LAMPUNG, HELOINDONESIA.COM -- Gubernur Rahmat Mirzani Djausal memohon dukungan lima rencana pembangunan infrastruktur dan transportasi kepada Komisi V DPR RI pada saat Kunjungan Kerja (Kunker) Spesifik Komisi V DPR RI di Lamban Sabah Resto, Kota Bandarlampung, Kamis (29/1/2026).
Menurut Gubernur Mirza, pembangunan kelima rencana infrastruktur jalan itu perlu dukungan APBN mengingat keterbatasan fiskal daerah. APBD Provinsi Lampung Rp6,9 triliun membentuhka intervensi Pemerintah Pusat.
Kunker yang dipimpin oleh Hamka B. Kady, terkait peninjauan sarana infrastruktur transportasi di Provinsi Lampung.
"Oleh karena itu, kami menyusun beberapa usulan prioritas yang kami harap dapat diperjuangkan oleh Komisi V," ujar Gubernur Mirza. Adapun poin-poin usulan konkret yang disampaikan Gubernur kepada Komisi V DPR RI meliputi :
1. Peningkatan dan Pelebaran Jalan Nasional
Gubernur menyoroti beban jalan di Lampung yang berat akibat tingginya arus logistik komoditas pertanian dan batu bara. Untuk itu, Pemerintah Provinsi Lampung mengusulkan pelebaran jalan pada ruas strategis, khususnya jalur Bandar Lampung – Tanggamus – Biha. Selain itu, Gubernur juga mengusulkan peningkatan status beberapa ruas jalan provinsi menjadi jalan nasional, seperti liwa - sumsel, agar standar kemantapan jalan dapat terjaga melalui APBN.
2. Pembangunan Jalur Kereta Api Ganda (Double Track)
Guna mengurangi beban jalan raya dan memperlancar arus logistik, Gubernur mengusulkan pembangunan jalur kereta api ganda (double track) pada segmen Giham – Martapura – hingga wilayah Sumatera Bagian Selatan dan Sukamenanti - kotabumi. Pembangunan ini ditujukan untuk memisahkan jalur kereta penumpang dan kereta logistik (babaranjang), sehingga efisiensi transportasi barang meningkat signifikan.

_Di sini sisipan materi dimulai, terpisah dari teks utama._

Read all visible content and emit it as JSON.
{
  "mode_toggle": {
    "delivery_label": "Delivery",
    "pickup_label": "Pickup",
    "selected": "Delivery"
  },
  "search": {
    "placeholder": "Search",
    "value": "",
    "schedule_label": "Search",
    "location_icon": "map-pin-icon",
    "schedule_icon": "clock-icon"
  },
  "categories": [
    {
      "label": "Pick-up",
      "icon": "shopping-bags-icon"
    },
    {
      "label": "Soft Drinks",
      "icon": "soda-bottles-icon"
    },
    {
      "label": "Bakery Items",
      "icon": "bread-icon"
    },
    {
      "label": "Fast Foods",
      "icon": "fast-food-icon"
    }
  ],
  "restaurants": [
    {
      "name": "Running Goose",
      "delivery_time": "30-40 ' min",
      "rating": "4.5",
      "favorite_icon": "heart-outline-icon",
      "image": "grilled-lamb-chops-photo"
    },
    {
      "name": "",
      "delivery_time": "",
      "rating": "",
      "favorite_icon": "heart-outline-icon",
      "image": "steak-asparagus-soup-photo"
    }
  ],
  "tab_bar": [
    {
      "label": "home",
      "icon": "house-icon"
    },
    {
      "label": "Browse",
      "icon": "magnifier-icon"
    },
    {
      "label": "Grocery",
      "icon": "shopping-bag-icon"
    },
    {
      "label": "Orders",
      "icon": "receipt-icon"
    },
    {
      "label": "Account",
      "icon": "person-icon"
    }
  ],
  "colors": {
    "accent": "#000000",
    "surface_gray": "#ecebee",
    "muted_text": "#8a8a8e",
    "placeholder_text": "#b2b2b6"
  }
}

3. Pengadaan Bus Rapid Transit (BRT) untuk Bandar Lampung
Menanggapi kepadatan lalu lintas di Ibu Kota Provinsi, Gubernur mengajukan permohonan pengadaan armada dan sistem transportasi massal berupa Bus Rapid Transit (BRT).
"Di Kota Bandar Lampung saat ini tidak ada transportasi massal yang memadai. Kami membutuhkan penyediaan BRT untuk melayani mobilitas masyarakat dan mengurai kemacetan," tegas Gubernur.
4. Akses Infrastruktur Kawasan Kota Baru
Gubernur juga meminta dukungan prioritas anggaran untuk pembangunan akses jalan menuju kawasan "Kota Baru" seluas 1.300 hektar. Kawasan ini diproyeksikan sebagai pusat pemerintahan baru dan pusat pendidikan terpadu yang akan menampung 10 universitas serta berbagai pusat diklat, sebagai solusi jangka panjang atas kepadatan Kota Bandarlampung.
5. Konektivitas Jalan Tol ke Pelabuhan dan Kawasan Industri
Terakhir, Gubernur menekankan pentingnya memecahkan masalah bottleneck logistik dengan membangun akses langsung yang menghubungkan Jalan Tol Trans Sumatera (JTTS) dengan pelabuhan dan kawasan industri, yaitu pembangunan jalan tol lematang - pelabuhan panjang. Hal ini dinilai vital untuk mendukung status Lampung sebagai daerah hilirisasi pangan nasional. (HBM/Dinas Kominfotik Provinsi Lampung).